Kirino Yohei, Kim Namwoo, de Planell-Saguer Mariàngels, Khandros Eugene, Chiorean Stephanie, Klein Peter S, Rigoutsos Isidore, Jongens Thomas A, Mourelatos Zissimos
Department of Pathology and Laboratory Medicine, Division of Neuropathology, University of Pennsylvania School of Medicine, Philadelphia, Pennsylvania 19104, USA.
Nat Cell Biol. 2009 May;11(5):652-8. doi: 10.1038/ncb1872. Epub 2009 Apr 19.

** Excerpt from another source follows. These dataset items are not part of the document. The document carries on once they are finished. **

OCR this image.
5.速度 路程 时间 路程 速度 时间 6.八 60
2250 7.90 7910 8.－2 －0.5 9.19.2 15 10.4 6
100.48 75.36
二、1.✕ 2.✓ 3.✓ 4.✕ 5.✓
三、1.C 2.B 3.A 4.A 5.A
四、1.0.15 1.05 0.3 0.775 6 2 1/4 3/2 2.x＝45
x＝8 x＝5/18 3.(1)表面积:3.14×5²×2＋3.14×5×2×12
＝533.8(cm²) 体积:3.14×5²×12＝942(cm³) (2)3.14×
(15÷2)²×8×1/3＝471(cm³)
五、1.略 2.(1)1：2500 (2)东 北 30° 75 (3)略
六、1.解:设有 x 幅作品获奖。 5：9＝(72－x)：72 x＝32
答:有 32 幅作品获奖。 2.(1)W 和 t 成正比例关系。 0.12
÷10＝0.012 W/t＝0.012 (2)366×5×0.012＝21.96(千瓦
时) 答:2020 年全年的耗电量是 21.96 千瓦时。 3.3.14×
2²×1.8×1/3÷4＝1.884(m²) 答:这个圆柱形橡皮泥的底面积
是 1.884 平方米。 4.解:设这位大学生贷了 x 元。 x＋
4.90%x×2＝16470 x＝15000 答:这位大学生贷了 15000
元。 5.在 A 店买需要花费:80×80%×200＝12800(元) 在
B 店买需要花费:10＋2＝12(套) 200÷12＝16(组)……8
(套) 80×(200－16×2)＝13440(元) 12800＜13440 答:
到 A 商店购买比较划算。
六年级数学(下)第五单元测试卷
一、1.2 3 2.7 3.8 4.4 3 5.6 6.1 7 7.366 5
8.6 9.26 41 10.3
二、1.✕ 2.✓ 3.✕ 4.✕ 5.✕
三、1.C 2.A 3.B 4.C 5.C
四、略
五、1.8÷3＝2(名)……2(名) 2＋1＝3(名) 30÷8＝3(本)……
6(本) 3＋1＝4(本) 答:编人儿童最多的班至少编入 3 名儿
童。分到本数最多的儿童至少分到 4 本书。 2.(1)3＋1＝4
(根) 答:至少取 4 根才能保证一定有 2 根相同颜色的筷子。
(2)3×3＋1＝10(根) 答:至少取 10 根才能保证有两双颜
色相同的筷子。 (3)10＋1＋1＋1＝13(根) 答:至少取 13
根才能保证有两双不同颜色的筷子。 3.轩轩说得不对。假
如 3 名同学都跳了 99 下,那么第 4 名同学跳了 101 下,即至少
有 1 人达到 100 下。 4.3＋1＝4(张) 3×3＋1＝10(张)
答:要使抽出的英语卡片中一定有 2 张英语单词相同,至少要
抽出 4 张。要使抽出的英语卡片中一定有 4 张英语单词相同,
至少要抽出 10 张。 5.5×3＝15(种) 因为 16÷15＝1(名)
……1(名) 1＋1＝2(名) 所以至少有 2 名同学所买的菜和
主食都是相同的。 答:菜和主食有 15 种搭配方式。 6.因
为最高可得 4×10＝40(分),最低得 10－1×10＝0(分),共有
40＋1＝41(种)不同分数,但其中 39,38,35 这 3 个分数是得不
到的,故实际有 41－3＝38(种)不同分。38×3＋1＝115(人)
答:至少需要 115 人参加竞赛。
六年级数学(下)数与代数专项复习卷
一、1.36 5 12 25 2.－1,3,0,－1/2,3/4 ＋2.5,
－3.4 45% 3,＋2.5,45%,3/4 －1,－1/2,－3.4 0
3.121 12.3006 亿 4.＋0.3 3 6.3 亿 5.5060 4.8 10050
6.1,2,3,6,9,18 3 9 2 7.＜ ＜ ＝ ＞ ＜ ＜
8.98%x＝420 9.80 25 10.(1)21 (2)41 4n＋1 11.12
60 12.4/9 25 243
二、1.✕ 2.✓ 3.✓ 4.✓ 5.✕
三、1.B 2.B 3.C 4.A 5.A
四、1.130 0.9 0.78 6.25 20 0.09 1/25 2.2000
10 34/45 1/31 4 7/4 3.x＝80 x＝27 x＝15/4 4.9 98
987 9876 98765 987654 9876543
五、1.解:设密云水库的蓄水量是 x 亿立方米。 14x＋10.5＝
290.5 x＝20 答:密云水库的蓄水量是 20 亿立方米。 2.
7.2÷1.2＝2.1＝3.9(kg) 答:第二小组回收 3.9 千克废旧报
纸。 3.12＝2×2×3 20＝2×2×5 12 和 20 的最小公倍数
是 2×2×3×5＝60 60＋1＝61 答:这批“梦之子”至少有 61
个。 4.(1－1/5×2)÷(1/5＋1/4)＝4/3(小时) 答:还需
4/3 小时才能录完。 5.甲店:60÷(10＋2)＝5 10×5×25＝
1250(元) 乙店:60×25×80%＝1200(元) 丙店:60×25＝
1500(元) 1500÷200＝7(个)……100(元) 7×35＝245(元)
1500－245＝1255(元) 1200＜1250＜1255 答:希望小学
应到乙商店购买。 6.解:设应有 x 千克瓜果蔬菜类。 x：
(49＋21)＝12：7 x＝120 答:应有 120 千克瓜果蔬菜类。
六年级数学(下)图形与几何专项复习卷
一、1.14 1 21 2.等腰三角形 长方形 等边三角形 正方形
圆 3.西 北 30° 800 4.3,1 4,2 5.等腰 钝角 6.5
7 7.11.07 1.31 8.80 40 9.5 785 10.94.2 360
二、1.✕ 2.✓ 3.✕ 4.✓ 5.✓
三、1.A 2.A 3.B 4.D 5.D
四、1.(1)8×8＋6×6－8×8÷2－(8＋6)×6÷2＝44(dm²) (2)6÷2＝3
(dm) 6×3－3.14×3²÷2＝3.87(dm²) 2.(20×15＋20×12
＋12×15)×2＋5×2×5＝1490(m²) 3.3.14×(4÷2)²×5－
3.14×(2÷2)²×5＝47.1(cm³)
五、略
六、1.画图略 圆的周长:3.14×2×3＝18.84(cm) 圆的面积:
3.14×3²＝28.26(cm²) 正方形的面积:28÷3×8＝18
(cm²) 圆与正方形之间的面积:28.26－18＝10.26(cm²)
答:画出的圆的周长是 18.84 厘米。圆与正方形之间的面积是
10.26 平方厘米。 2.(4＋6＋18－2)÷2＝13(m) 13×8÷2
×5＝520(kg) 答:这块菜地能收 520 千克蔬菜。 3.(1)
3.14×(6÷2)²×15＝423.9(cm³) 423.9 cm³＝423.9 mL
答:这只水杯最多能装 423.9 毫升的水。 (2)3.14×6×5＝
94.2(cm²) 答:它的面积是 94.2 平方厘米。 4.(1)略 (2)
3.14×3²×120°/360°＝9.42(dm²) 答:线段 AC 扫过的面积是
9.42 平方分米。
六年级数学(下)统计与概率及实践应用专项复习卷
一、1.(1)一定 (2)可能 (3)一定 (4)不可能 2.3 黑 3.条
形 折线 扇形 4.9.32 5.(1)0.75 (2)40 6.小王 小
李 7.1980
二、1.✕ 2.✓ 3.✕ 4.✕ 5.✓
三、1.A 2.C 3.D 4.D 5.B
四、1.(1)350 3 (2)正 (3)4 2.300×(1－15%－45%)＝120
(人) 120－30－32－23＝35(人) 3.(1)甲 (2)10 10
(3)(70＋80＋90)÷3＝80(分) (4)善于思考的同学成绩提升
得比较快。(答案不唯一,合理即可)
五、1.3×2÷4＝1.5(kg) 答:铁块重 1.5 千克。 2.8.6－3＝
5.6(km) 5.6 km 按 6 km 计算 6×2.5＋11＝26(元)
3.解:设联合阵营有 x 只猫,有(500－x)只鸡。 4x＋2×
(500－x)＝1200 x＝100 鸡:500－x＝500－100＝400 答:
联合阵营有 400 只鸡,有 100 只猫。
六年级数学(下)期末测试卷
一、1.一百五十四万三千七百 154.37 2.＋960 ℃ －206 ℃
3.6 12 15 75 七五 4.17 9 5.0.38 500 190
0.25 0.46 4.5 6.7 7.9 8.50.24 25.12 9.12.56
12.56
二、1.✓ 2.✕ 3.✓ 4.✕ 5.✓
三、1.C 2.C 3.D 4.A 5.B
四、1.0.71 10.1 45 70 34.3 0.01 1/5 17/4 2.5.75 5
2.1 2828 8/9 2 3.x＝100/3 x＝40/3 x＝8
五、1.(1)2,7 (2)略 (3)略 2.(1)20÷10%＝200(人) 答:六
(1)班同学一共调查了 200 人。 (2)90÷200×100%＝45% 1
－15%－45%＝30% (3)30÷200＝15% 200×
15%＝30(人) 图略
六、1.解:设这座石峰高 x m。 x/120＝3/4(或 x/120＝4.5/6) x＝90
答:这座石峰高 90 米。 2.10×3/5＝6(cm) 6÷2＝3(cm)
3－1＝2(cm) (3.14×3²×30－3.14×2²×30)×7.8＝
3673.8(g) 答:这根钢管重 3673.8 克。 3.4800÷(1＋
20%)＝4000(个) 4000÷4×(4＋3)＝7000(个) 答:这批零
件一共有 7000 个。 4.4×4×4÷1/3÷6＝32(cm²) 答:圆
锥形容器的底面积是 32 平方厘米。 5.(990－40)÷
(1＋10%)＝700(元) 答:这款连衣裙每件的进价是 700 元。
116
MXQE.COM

Piwi family proteins are essential for germline development and bind piwi-interacting RNAs (piRNAs). The grandchildless gene aub of Drosophila melanogaster encodes the piRNA-binding protein Aubergine (Aub), which is essential for formation of primordial germ cells (PGCs). Here we report that Piwi family proteins of mouse, Xenopus laevis and Drosophila contain symmetrical dimethylarginines (sDMAs). We found that Piwi proteins are expressed in Xenopus oocytes and we identified numerous Xenopus piRNAs. We report that the Drosophila homologue of protein methyltransferase 5 (dPRMT5, csul/dart5), which is also the product of a grandchildless gene, is required for arginine methylation of Drosophila Piwi, Ago3 and Aub proteins in vivo. Loss of dPRMT5 activity led to a reduction in the levels of piRNAs, Ago3 and Aub proteins, and accumulation of retrotransposons in the Drosophila ovary. Our studies explain the relationship between aub and dPRMT5 (csul/dart5) genes by demonstrating that dPRMT5 is the enzyme that methylates Aub. Our findings underscore the significance of sDMA modification of Piwi proteins in the germline and suggest an interacting pathway of genes that are required for piRNA function and PGC specification.
Piwi家族蛋白对于生殖系发育至关重要,并与Piwi相互作用RNA(piRNA)结合。果蝇的“无孙辈”基因aub编码piRNA结合蛋白茄子(Aub),这对原始生殖细胞(PGC)的形成至关重要。在此我们报告,小鼠、非洲爪蟾和果蝇的Piwi家族蛋白含有对称二甲基精氨酸(sDMA)。我们发现Piwi蛋白在非洲爪蟾卵母细胞中表达,并且我们鉴定出了众多非洲爪蟾piRNA。我们报告,蛋白甲基转移酶5(dPRMT5,csul/dart5)的果蝇同源物,其也是一个“无孙辈”基因的产物,在体内对于果蝇Piwi、Ago3和Aub蛋白的精氨酸甲基化是必需的。dPRMT5活性丧失导致果蝇卵巢中piRNA、Ago3和Aub蛋白水平降低,以及反转录转座子积累。我们的研究通过证明dPRMT5是甲基化Aub的酶,解释了aub和dPRMT5(csul/dart5)基因之间的关系。我们的发现强调了Piwi蛋白的sDMA修饰在生殖系中的重要性,并提示了piRNA功能和PGC特化所需基因的相互作用途径。